138(A). From James Stanier Clarke, Wednesday 27 March 1816, Pavilion
Dear Miss Austen,
I have to return you the Thanks of His Royal Highness the Prince Regent for the handsome Copy you sent him of your last excellent Novel — pray dear Madam soon write again and again. Lord St. Helens and many of the Nobility who have been staying here, paid you the just tribute of their Praise.
The Prince Regent has just left us for London; and having been pleased to appoint me Chaplain and Private English Secretary to the Prince of Cobourg, I remain here with His Serene Highness & a select Party until the Marriage.’ Perhaps when you again appear in print you may chuse to dedicate your Volumes to Prince Leopold: any Historical Romance illustrative of the History of the august house of Cobourg, would just now be very interesting.
Believe me at all times
Dear Miss Austen
Your obliged friend
J. S. Clarke.
Miss Jane Austen
at Mr Murrays
Albemarle Street
London
38(D). To James Stanier Clarke, Monday 1 April 1816
My dear Sir
I am honoured by the Prince’s thanks, & very much obliged to yourself for the kind manner in which You mention the Work. I have also to acknowledge a former Letter, forwarded to me from Hans Place. I assure You I felt very grateful for the friendly Tenor of it,
& hope my silence will have been considered as it was truely meant, to proceed only from an unwillingness to tax your Time with idle Thanks. —Under every interesting circumstance which your own Talents & literary Labours have placed you in, or the favour of the Regent bestowed, you have my best wishes. Your recent appointments I hope are a step to something still better. In my opinion, The service of a Court can hardly be too well paid, for immense must be the sacrifice of Time & Feeling required by it.
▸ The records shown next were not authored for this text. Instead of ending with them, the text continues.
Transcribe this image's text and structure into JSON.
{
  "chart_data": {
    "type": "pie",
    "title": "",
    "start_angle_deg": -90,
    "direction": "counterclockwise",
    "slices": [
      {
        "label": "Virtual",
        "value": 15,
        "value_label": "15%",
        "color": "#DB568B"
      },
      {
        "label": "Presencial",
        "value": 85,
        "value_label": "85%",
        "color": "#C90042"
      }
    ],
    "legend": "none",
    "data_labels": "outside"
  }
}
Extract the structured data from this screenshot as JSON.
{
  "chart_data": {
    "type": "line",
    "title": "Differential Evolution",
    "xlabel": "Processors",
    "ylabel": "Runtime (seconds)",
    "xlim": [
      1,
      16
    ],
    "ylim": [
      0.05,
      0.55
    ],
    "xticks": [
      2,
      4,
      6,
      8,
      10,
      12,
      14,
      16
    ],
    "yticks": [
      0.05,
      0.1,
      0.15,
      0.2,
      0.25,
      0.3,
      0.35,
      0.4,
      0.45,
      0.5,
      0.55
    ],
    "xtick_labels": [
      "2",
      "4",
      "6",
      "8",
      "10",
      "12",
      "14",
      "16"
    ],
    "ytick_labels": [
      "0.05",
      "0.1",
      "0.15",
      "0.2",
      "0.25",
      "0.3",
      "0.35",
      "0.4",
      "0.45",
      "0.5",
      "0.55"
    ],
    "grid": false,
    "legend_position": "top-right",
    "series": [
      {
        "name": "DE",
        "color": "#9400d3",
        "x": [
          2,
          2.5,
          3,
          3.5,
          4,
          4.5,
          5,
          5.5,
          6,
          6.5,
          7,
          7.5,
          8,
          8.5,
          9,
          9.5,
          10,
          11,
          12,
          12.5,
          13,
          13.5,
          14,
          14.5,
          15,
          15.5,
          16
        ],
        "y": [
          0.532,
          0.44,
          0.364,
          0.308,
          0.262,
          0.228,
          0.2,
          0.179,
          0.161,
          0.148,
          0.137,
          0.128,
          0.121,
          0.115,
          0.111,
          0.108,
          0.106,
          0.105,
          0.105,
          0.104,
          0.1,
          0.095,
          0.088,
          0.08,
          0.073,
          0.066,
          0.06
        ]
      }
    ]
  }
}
You are very, very kind in your hints as to the sort of Composition which might recommend me at present, & I am fully sensible that an Historical Romance, founded on the House” of Saxe Cobourg might be much more to the purpose of Profit or Popularity, than such pictures of domestic Life in Country Villages as I deal in — but I could no more write a Romance than an Epic Poem. — I could not sit seriously down to write a serious Romance under any other motive than to save my Life, & if it were indispensable for me to keep it up & never relax into laughing at myself or other people, I am sure I should be hung before I had finished the first Chapter. — No — I must keep to my own style & go on in my own Way; And though I may never succeed again in that, I am convinced that I should totally fail in any other.-
I remain my dear Sir,
Your very much obliged & very sincere friend
J. Austen
Chawton near Alto,” April 1 st – 1816-
[No addressJ
Diana Birchall chose to deal with each letter separately; here she is informative about the first:
It’s a little confusing to deal with Deirdre’s numbering of the letters. Letter 138A is Rev. Clarke to Jane Austen, written on 27 March 1816, and Letter 138D is her reply, written on 1 April. Where are B and C I don’t know. But let’s look at this exchange.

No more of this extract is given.